Sabemos que el kirchnerismo avanza sobre la república en nombre de los valores que destruye a su paso. Pero sabemos también lo que en verdad piensa Fernández acerca de quien lo llevó al poder con un mandato que ahora él, obediente debido, está ejecutando. Lo reveló durante los años que estuvo en el llano. “Cristina tiene una enorme distorsión de la realidad”, dijo, entre otras denuncias más graves. Hoy, sin ruborizarse, el Presidente colabora en la tarea de imponer esa distorsión a toda la sociedad. Nos quiere a todos instalados en la alienación del relato, empezando por los jueces. Y, como si fuera poco, aspira a presentarlo como una demanda moral y ética. ¿Hace falta? Las maniobras para obtener impunidad en las causas de corrupción que se le siguen a la vicepresidenta se multiplican sin pausa, y esto porque todos, incluido el Presidente, conocemos el peso de la prueba reunida en ellas.

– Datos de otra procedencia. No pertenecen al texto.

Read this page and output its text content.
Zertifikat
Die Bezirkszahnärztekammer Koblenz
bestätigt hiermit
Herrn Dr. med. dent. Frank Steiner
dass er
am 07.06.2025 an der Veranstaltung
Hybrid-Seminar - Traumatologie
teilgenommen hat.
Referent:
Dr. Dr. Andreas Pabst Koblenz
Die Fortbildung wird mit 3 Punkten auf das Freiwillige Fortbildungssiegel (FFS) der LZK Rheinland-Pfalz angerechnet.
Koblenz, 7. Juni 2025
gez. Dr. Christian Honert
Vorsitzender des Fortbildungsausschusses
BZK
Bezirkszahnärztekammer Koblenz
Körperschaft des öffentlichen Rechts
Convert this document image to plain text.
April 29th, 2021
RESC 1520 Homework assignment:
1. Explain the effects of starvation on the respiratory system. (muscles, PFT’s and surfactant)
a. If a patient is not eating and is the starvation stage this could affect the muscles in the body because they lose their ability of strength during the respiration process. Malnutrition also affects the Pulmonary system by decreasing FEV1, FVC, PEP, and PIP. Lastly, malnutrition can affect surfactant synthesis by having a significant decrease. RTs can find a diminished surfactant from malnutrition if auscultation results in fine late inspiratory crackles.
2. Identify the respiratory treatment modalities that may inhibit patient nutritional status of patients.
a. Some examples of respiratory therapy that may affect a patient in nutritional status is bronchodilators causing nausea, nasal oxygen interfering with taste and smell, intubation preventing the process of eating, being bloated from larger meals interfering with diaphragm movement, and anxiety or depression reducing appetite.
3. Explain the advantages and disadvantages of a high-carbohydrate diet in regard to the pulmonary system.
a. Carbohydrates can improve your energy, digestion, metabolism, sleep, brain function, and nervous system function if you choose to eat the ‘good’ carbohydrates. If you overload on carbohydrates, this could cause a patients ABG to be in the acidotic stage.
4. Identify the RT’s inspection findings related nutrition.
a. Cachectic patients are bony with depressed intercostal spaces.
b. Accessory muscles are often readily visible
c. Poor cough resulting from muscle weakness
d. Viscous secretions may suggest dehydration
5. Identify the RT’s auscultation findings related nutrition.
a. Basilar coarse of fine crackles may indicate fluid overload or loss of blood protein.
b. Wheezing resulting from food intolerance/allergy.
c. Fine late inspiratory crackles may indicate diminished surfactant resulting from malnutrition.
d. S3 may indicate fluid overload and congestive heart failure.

Sin embargo, en algo tiene razón Fernández. Hace bien en demandar moral y ética. Sin ellas, la política se convierte en un juego salvaje de los poderosos, que luchan por la parte del león a costa del mismo pueblo que dicen defender. Este es el espectáculo que nos toca ver a diario a los argentinos. Posiblemente, solo si ponemos la ética como un valor alto podamos evitar una degradación todavía mayor. Desde esa perspectiva, veríamos en el cinismo de las palabras del Presidente la prueba de que estamos ante un gobierno que gobierna en beneficio de la elite dirigencial, es decir, en función de los intereses hegemónicos de un kirchnerismo que aspira a reunir el control de los tres poderes del Estado para garantizarle al populismo una larga vida.
El Presidente puso la ética en juego. De acuerdo, esa debe ser la apelación. Porque a la realidad, o a la distancia que media entre la realidad y el relato, ya la conocemos todos. Volvemos al principio. Ya no es necesario denunciar la intención que se esconde detrás de la reforma judicial, de los embates contra el procurador Casal, de la colonización de los juzgados y las cámaras de apelación, de las ideas de indulto y amnistía, del cambio trasnochado de unos artículos para que la Corte Suprema deje de ser la última instancia. Así como tampoco es necesario seguir describiendo el feudo de Gildo Insfrán en el norte del país: más allá de la absolución oficial y del aval del kirchnerismo a ese sistema que mantiene cautivos no solo a los supuestos contagiados de Covid, sino a toda una provincia, todos vimos lo que ocurre en Formosa. Incluidos los cínicos. Todos sabemos.
Hay hechos que son irrefutables, salvo acaso para aquellos que, hechizados por la palabra de su líder, han decidido prescindir de las evidencias de lo real y confunden la noche con el día. A medida que avanza el deterioro a causa de las contradicciones de un gobierno entrampado en las cláusulas perversas de su pacto de origen, el cinismo del relato es cada vez más evidente. Exponerlo empieza a resultar una redundancia. A estas alturas, se trata de detener con el voto lo que están llevando a cabo los cínicos. Eso sí es una cuestión ética. Y son muchos los que lo tienen en claro.